Recent Developments in the Calculation of CMB Anisotropies

Abstract

We discuss three recent developments in the calculation of Cosmic Microwave Background (CMB) anisotropies. We begin with a discussion of the relativistic corrections to the Sunyaev-Zel’dovich effect. By extending the Kompaneets equation to include relativistic effects, we are able to to derive simple analytic forms for the spectral changes due to the thermal Sunyaev-Zel’dovich effect. Relativistic corrections result in a small reduction in the amplitude of the effect over the Rayleigh-Jeans region, which for a typical cluster temperature of 8 keV, amounts to a correction downwards to the value of the Hubble constant derived from combined X-ray and Sunyaev-Zel’dovich information by about 5 percent. Our second topic is a discussion of covariant kinetic theory methods for the gauge-invariant calculation of primordial CMB anisotropies.
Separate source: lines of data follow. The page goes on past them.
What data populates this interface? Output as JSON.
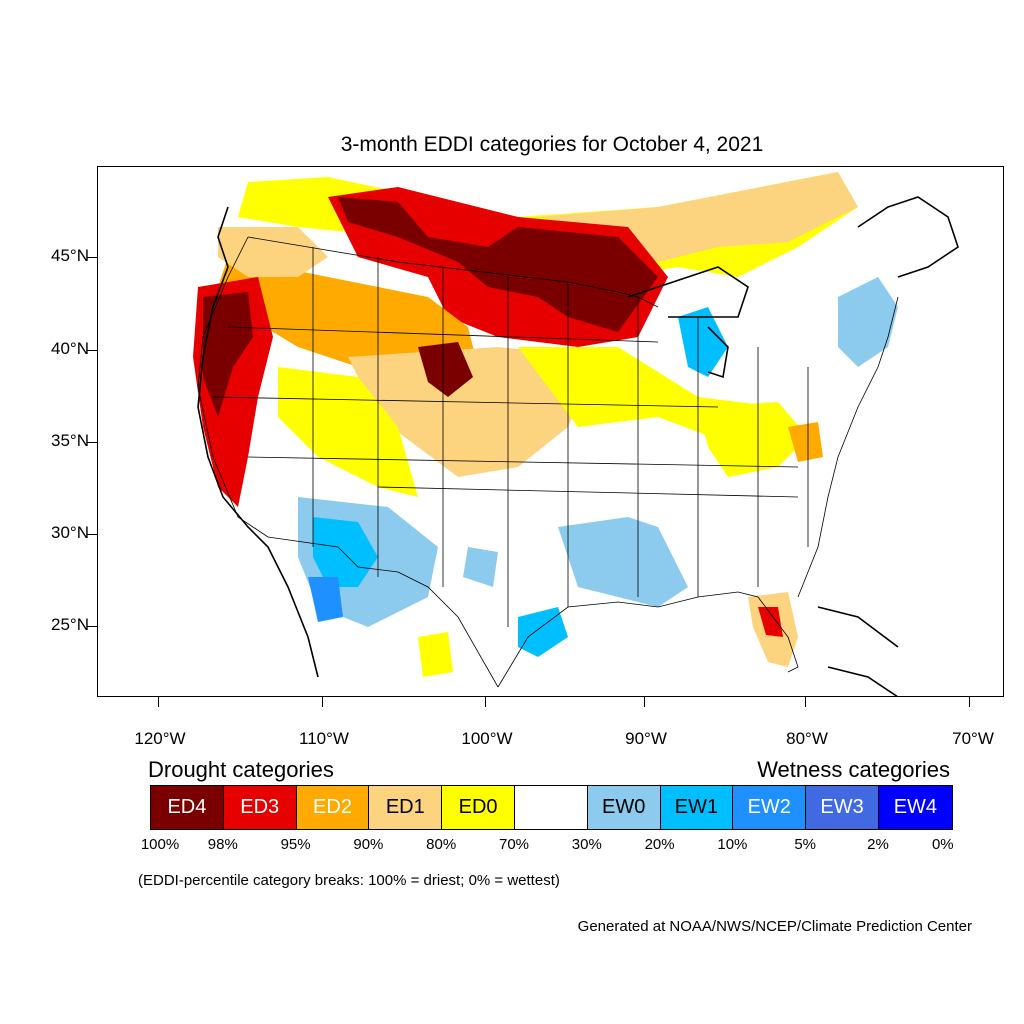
{
  "title": "3-month EDDI categories for October 4, 2021",
  "lat_labels": [
    "45°N",
    "40°N",
    "35°N",
    "30°N",
    "25°N"
  ],
  "lon_labels": [
    "120°W",
    "110°W",
    "100°W",
    "90°W",
    "80°W",
    "70°W"
  ],
  "drought_heading": "Drought categories",
  "wetness_heading": "Wetness categories",
  "categories": [
    {
      "label": "ED4",
      "color": "#7a0000",
      "text_color": "#ffffff"
    },
    {
      "label": "ED3",
      "color": "#e60000",
      "text_color": "#ffffff"
    },
    {
      "label": "ED2",
      "color": "#ffaa00",
      "text_color": "#ffffff"
    },
    {
      "label": "ED1",
      "color": "#fcd37f",
      "text_color": "#000000"
    },
    {
      "label": "ED0",
      "color": "#ffff00",
      "text_color": "#000000"
    },
    {
      "label": "",
      "color": "#ffffff",
      "text_color": "#000000"
    },
    {
      "label": "EW0",
      "color": "#8ccbee",
      "text_color": "#000000"
    },
    {
      "label": "EW1",
      "color": "#00bfff",
      "text_color": "#000000"
    },
    {
      "label": "EW2",
      "color": "#1e90ff",
      "text_color": "#ffffff"
    },
    {
      "label": "EW3",
      "color": "#4169e1",
      "text_color": "#ffffff"
    },
    {
      "label": "EW4",
      "color": "#0000ff",
      "text_color": "#ffffff"
    }
  ],
  "percent_breaks": [
    "100%",
    "98%",
    "95%",
    "90%",
    "80%",
    "70%",
    "30%",
    "20%",
    "10%",
    "5%",
    "2%",
    "0%"
  ],
  "note": "(EDDI-percentile category breaks: 100% = driest; 0% = wettest)",
  "credit": "Generated at NOAA/NWS/NCEP/Climate Prediction Center"
}
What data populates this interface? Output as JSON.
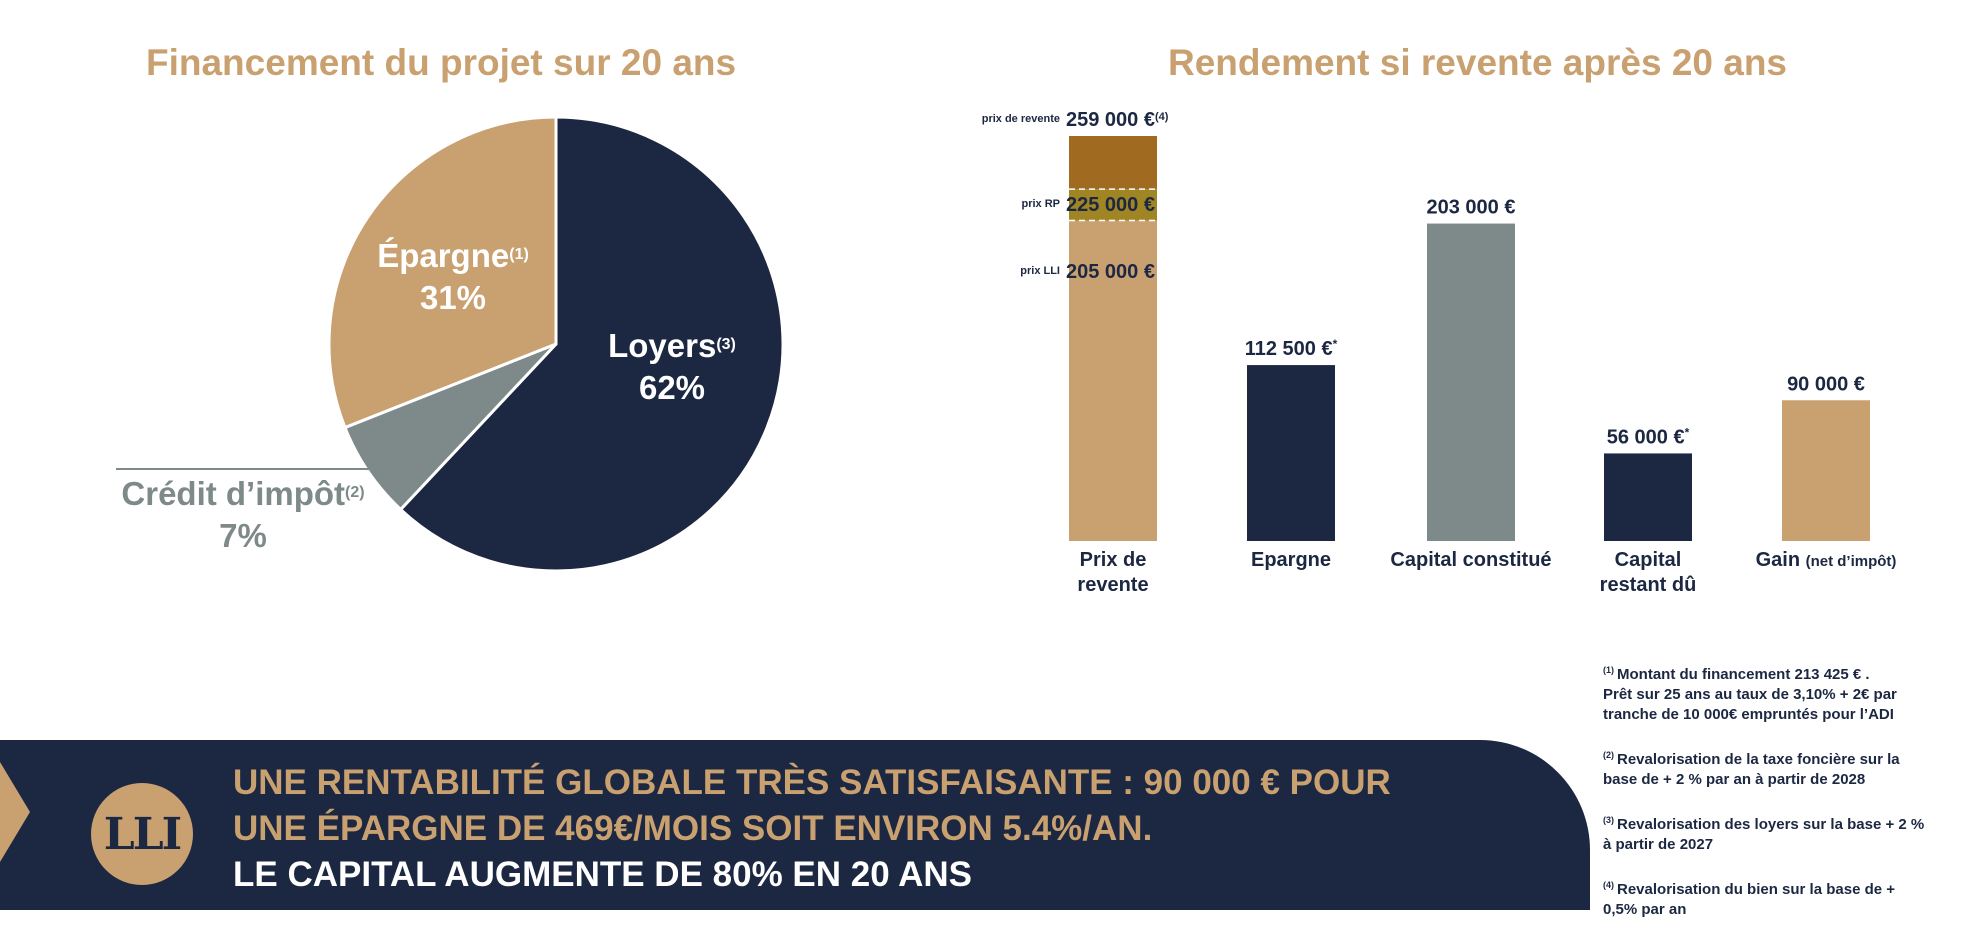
{
  "chart_data": [
    {
      "type": "pie",
      "title": "Financement du projet sur 20 ans",
      "slices": [
        {
          "label": "Loyers",
          "note": "(3)",
          "percent_label": "62%",
          "value": 62,
          "color": "#1c2742"
        },
        {
          "label": "Crédit d’impôt",
          "note": "(2)",
          "percent_label": "7%",
          "value": 7,
          "color": "#7d8a89"
        },
        {
          "label": "Épargne",
          "note": "(1)",
          "percent_label": "31%",
          "value": 31,
          "color": "#c9a070"
        }
      ]
    },
    {
      "type": "bar",
      "title": "Rendement si revente après 20 ans",
      "categories": [
        "Prix de revente",
        "Epargne",
        "Capital constitué",
        "Capital restant dû",
        "Gain (net d’impôt)"
      ],
      "category_display": [
        {
          "main": "Prix de",
          "line2": "revente",
          "small": ""
        },
        {
          "main": "Epargne",
          "line2": "",
          "small": ""
        },
        {
          "main": "Capital constitué",
          "line2": "",
          "small": ""
        },
        {
          "main": "Capital",
          "line2": "restant dû",
          "small": ""
        },
        {
          "main": "Gain ",
          "line2": "",
          "small": "(net d’impôt)"
        }
      ],
      "values": [
        259000,
        112500,
        203000,
        56000,
        90000
      ],
      "value_labels": [
        "",
        "112 500 €",
        "203 000 €",
        "56 000 €",
        "90 000 €"
      ],
      "value_label_marks": [
        "",
        "*",
        "",
        "*",
        ""
      ],
      "colors": [
        "#c9a070",
        "#1c2742",
        "#7d8a89",
        "#1c2742",
        "#c9a070"
      ],
      "stacked_first_bar": [
        {
          "name": "prix LLI",
          "value": 205000,
          "label": "205 000 €",
          "mark": "",
          "color": "#c9a070"
        },
        {
          "name": "prix RP",
          "value": 225000,
          "label": "225 000 €",
          "mark": "",
          "color": "#a08525"
        },
        {
          "name": "prix de revente",
          "value": 259000,
          "label": "259 000 €",
          "mark": "(4)",
          "color": "#a06b20"
        }
      ],
      "ylim": [
        0,
        259000
      ]
    }
  ],
  "banner": {
    "line1": "UNE RENTABILITÉ GLOBALE TRÈS SATISFAISANTE : 90 000 € POUR",
    "line2": "UNE ÉPARGNE DE 469€/MOIS SOIT ENVIRON 5.4%/AN.",
    "line3": "LE CAPITAL AUGMENTE DE 80% EN 20 ANS"
  },
  "logo_text": "LLI",
  "footnotes": [
    {
      "num": "(1)",
      "text": "Montant du financement  213 425 € .\nPrêt sur 25 ans au taux de 3,10% + 2€ par\ntranche de 10 000€ empruntés pour l’ADI"
    },
    {
      "num": "(2)",
      "text": "Revalorisation de la taxe foncière sur la\nbase de + 2 % par an à partir de  2028"
    },
    {
      "num": "(3)",
      "text": "Revalorisation des loyers sur la base + 2 %\nà partir de 2027"
    },
    {
      "num": "(4)",
      "text": "Revalorisation  du bien sur la base  de +\n0,5% par an"
    }
  ]
}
We present a covariant version of the Boltzmann equation, which we use to derive a set of covariant equations for the gauge-invariant variables in a Cold Dark Matter (CDM) model, which are independent of the background curvature and type of perturbation. Equations describing a particular type of perturbation are obtained readily from this set, as we demonstrate for scalar perturbations in a K=0 universe. By integrating the covariant Boltzmann equation along the line of sight, and using the instantaneous recombination approximation, we obtain an expression for the large scale anisotropy which agrees with an expression derived recently by Dunsby. Finally, we discuss some recent accurate calculations of the CMB anisotropy in global defect models. In such models, the effect of vorticity generation by the causal sources proves to be significant, leading to a suppression of acoustic peaks. The result is that global defect models of structure formation may already be at variance with the growing volume of CMB (and large scale structure) data.